In early 2026, a federal grand jury in Rhode Island indicted the former Chief Executive Officer and Chief Operating Officer of Zynex, Inc., a medical device company, with conspiracy to commit healthcare fraud, securities fraud, and mail fraud. This is a prime example of how bad actors in the medical supply/DME space can defraud government and private healthcare payers and even patients.
Zynex submitted millions of dollars in fraudulent billings for medical devices and supplies that were not medically necessary, not covered by insurance, and not agreed to by the patients. They continued sending supplies even when patients told Zynex to stop sending them because they already had too many.12
This is another area where product‑level visibility – not pricing data alone – can make a meaningful difference. Fraudulent, wasteful, or abusive auto‑shipping of supplies is notoriously difficult to identify without detailed insight into what is actually being dispensed. In many cases, individual shipments (such as replacement pads for TENS units) are priced low enough to fall beneath traditional cost‑based thresholds, and fluctuating pricing further obscures recognizable patterns.

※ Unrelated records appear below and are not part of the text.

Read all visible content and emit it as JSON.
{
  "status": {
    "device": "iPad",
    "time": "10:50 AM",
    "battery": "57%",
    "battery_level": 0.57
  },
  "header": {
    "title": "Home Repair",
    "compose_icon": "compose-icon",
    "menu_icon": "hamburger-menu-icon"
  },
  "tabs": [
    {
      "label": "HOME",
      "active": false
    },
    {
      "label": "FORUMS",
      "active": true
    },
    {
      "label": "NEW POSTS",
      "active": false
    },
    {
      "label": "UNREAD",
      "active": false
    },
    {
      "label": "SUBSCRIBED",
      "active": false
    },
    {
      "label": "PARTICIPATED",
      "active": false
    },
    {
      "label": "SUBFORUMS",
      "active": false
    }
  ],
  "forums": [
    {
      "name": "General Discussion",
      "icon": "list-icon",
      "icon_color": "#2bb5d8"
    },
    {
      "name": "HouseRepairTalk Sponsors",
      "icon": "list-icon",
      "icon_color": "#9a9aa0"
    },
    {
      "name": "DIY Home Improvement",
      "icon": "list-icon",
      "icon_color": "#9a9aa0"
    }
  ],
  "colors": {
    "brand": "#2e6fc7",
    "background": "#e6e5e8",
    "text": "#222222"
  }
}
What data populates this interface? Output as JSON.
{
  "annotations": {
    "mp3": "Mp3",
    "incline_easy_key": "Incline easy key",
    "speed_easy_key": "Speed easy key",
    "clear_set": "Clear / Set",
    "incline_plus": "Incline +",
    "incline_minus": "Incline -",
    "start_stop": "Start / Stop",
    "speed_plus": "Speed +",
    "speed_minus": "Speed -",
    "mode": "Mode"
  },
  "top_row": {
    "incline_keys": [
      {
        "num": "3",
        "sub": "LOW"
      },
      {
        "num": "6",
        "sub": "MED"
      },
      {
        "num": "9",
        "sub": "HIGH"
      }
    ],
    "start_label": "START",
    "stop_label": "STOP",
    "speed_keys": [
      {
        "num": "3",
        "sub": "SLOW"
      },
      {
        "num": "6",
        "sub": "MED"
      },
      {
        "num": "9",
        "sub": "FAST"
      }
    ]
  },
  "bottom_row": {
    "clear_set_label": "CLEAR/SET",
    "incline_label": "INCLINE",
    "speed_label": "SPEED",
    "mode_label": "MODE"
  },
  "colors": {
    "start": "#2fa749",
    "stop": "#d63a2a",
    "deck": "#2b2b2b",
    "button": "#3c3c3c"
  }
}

Access to product‑level transparency can reveal which supplies are being shipped, how often, and by whom. With that level of detail, potentially wasteful –or even fraudulent – auto‑shipping behaviors become visible and measurable, rather than hidden behind ambiguous or blended codes. This visibility enables payers and their partners to identify problematic vendors, take corrective action, and remove or block bad actors from ancillary supply networks – helping to mitigate ongoing fraud, waste, and abuse risk and prevent future leakage.